Hands Off Germany’s Neo-Nazi Party

by Lucian Kim

New York Times

December 18, 2012

Last Friday appeared to be a good day for German democracy. The Bundesrat, or upper house of Parliament, voted to ban the extreme-right National Democratic Party for trying to undermine the country’s constitutional order with its “anti-Semitic, racist and xenophobic stance.” The party, known by its German initials N.P.D., regrets the Nazis’ defeat in World War II, wants to take Germany out of NATO and agitates to send immigrants “home.”

Yet the Bundesrat, controlled by the opposition, is fighting the wrong fight.
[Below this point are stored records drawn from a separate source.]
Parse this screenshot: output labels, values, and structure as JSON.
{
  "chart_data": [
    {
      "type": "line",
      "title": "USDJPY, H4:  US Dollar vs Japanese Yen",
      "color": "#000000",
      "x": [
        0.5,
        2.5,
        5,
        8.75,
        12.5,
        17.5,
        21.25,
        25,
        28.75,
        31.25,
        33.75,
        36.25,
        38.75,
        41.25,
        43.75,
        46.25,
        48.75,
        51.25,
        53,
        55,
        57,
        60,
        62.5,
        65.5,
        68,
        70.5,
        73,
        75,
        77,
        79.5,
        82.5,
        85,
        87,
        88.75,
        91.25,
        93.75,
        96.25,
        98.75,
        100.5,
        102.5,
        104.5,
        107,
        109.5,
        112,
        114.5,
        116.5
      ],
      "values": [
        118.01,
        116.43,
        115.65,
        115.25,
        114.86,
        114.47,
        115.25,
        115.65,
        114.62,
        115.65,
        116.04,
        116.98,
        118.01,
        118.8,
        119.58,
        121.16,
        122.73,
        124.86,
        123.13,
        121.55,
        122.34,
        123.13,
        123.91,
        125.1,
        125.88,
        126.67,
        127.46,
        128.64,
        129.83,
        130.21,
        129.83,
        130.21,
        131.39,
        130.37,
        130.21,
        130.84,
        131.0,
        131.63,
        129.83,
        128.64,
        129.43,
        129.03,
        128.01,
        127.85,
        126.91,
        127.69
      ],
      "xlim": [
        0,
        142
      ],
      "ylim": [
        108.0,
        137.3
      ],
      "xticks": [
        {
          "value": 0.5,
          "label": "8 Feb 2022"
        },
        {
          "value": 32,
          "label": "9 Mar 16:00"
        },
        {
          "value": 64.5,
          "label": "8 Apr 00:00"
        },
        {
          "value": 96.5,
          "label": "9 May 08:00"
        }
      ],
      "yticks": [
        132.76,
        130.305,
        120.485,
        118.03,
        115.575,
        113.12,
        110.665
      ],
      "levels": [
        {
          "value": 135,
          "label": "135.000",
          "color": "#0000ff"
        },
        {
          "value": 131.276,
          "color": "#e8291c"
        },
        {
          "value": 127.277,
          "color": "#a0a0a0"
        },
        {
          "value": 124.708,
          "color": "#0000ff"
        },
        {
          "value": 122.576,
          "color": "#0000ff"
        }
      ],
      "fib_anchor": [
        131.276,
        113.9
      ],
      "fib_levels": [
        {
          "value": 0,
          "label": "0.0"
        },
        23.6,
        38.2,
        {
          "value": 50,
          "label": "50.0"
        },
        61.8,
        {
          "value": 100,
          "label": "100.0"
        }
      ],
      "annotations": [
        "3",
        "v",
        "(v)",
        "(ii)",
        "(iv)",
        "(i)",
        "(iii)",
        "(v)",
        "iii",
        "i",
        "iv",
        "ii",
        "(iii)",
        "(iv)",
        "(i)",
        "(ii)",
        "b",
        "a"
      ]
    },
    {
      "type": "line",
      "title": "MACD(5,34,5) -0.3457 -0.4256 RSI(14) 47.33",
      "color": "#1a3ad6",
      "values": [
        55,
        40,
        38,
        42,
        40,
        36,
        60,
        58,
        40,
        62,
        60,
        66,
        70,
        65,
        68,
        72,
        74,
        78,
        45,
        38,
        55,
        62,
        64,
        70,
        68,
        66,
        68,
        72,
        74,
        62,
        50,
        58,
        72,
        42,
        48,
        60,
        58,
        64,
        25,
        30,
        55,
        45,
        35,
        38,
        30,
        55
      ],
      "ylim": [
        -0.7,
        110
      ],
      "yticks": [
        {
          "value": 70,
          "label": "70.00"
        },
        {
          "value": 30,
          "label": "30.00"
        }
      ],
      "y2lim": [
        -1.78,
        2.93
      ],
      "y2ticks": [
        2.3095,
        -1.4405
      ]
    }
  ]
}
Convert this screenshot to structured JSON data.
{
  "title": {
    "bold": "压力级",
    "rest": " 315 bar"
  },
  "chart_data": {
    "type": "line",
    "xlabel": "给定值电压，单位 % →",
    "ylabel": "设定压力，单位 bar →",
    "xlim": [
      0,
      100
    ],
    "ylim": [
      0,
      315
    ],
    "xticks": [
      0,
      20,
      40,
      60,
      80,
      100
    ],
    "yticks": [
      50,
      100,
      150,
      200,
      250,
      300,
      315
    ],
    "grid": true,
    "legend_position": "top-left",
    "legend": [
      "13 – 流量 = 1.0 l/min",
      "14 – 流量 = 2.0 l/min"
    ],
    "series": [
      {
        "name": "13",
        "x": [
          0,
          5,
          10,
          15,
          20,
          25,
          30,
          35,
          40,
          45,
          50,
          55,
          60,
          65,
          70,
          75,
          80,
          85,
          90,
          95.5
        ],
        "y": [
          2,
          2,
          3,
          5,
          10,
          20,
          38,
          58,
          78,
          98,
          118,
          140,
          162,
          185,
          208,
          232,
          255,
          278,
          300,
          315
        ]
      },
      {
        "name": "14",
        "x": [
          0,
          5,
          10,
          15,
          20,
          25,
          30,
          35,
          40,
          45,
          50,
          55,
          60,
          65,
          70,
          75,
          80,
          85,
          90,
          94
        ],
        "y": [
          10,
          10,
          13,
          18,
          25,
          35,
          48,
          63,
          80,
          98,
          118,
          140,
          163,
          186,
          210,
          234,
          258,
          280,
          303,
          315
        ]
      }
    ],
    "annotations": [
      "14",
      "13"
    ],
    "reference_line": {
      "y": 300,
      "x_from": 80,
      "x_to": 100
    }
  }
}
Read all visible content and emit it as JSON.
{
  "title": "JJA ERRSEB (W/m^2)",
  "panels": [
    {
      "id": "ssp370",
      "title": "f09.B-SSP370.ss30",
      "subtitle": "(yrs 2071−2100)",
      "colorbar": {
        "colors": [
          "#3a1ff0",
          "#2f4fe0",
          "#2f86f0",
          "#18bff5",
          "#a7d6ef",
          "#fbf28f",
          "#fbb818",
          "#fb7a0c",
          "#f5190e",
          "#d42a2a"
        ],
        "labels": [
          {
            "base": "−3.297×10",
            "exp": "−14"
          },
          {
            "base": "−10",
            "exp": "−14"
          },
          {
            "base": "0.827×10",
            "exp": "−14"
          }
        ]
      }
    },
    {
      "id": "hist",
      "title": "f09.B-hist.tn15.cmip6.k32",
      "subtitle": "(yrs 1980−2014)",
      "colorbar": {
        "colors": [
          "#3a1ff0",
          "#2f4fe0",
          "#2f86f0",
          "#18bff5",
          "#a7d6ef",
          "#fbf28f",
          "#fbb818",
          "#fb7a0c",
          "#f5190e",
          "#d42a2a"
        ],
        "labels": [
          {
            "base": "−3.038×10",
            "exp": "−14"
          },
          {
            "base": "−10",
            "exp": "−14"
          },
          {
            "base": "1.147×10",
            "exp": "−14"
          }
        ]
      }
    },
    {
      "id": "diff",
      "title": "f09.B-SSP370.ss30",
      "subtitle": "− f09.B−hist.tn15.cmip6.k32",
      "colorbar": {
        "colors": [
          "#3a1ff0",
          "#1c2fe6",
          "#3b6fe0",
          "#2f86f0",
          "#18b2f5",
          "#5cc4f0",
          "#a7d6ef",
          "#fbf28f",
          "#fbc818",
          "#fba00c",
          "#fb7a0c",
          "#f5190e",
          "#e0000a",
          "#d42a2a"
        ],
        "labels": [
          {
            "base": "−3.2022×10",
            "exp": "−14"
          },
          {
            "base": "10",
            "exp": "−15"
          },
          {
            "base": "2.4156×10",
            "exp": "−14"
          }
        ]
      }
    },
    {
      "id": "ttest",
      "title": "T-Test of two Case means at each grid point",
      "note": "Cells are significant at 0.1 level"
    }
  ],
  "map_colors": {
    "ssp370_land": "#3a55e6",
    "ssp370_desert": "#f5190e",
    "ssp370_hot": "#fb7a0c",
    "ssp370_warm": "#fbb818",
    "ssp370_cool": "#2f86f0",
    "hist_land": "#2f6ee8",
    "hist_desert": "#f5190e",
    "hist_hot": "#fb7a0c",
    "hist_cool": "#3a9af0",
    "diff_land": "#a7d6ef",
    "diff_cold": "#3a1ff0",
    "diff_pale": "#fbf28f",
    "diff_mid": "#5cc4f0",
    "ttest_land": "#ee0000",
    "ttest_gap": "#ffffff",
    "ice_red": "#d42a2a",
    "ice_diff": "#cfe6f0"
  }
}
The chances are slim that the Constitutional Court will back the ban and rule that the N.P.D. threatens Germany’s democracy. Only two parties — West Germany’s Communist Party and the immediate successor to the Nazi Party — have ever been banned, both more than 50 years ago.

And if the N.P.D. survives, it could emerge stronger than before.

Founded in 1964, the N.P.D. was a fringe party in West Germany. After German reunification in 1990, it experienced a brief revival in the former East Germany among the young, disgruntled and unemployed. Today, it has about 6,000 members and holds seats in just two state assemblies. The N.P.D. represents about 1 percent of the electorate nationwide and has no hope of getting into Parliament.